Load-bearing capacity of T-joints with self-tapping screws in thin-walled C-profile

This paper investigates the mechanical behaviour of T-joints made from cold-formed steel C-profiles connected with self-tapping screws, with a particular emphasis on the influence of profile thickness and hole design on the joint’s load-bearing capacity. Joints with two sheet thicknesses, 0.95 mm and 1.15 mm, as well as two hole variants, without reinforcement and with reinforcement, achieved by plastic forming, were analysed. Numerical simulations were performed using ABAQUS software, and the validity of the models was confirmed by comparison with relevant results from the literature.

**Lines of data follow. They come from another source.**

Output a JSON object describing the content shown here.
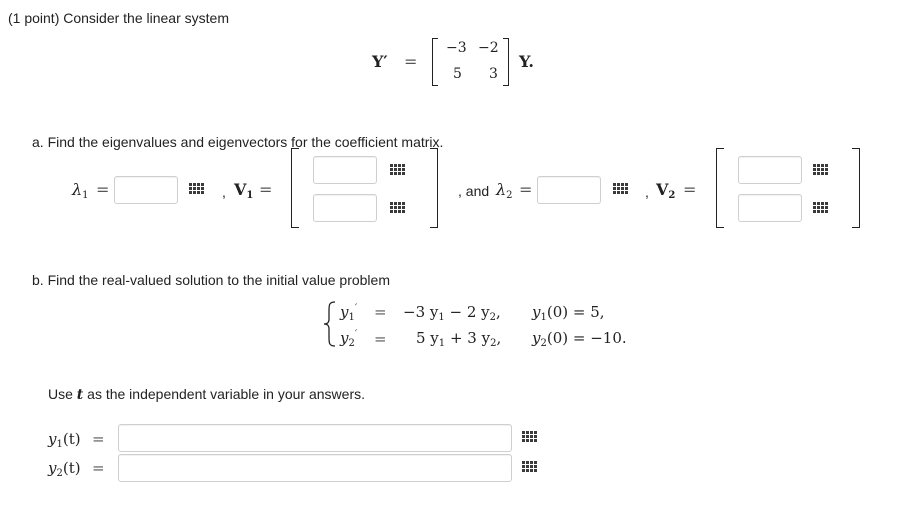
{
  "header": {
    "intro": "(1 point) Consider the linear system"
  },
  "system": {
    "lhs": "Y′",
    "equals": "=",
    "matrix": {
      "a11": "−3",
      "a12": "−2",
      "a21": "5",
      "a22": "3"
    },
    "rhs": "Y."
  },
  "part_a": {
    "prompt": "a. Find the eigenvalues and eigenvectors for the coefficient matrix.",
    "lambda_sym": "λ",
    "one": "1",
    "two": "2",
    "eq": "=",
    "v_sym": "V",
    "comma": ",",
    "and_text": ", and ",
    "lambda1_value": "",
    "v1_top": "",
    "v1_bottom": "",
    "lambda2_value": "",
    "v2_top": "",
    "v2_bottom": ""
  },
  "part_b": {
    "prompt": "b. Find the real-valued solution to the initial value problem",
    "eq1_lhs": "y",
    "eq1_rhs": "−3 y",
    "eq1_rhs_mid": " − 2 y",
    "eq1_tail": ",",
    "eq2_rhs": "5 y",
    "eq2_rhs_mid": " + 3 y",
    "ic1": "y",
    "ic1_rest": "(0) = 5,",
    "ic2_rest": "(0) = −10.",
    "instructions_pre": "Use ",
    "instructions_var": "t",
    "instructions_post": " as the independent variable in your answers.",
    "y1_label": "y",
    "t_arg": "(t)",
    "y1_value": "",
    "y2_value": ""
  },
  "icons": {
    "palette": "grid-palette-icon"
  }
}
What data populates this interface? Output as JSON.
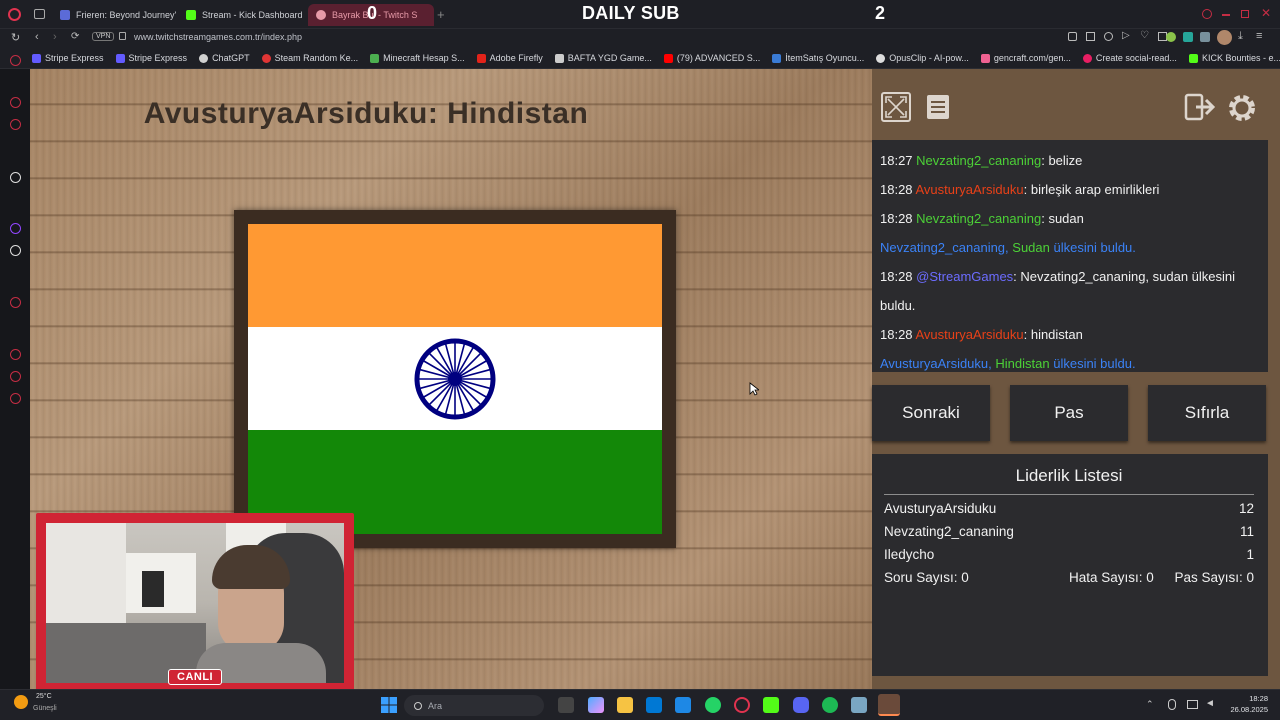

The results show that increasing the sheet thickness by approximately 21% results in a 15.2% increase in the maximum load capacity of the joint, accompanied by a change in the failure mechanism, where the critical failure location shifts from the steel profiles to the screw. Introducing hole reinforcement significantly improves stress distribution and reduces local deformations around the screw holes. For thinner profiles, reinforcement leads to a 19.8% increase in load capacity, while for thicker sheets, the increase is considerably more pronounced, reaching 46.7%. Thus, hole reinforcement enhances the joint’s resistance to local deformations and enables better utilization of the steel profiles’ capacity without exceeding their yield limit. Proper selection of sheet thickness, screw quality, and hole design proves crucial to ensuring optimal load capacity and safety of T-joints in thin-walled steel structures. The obtained results provide a valuable contribution to the understanding and optimization of joints in modern cold-formed steel constructions.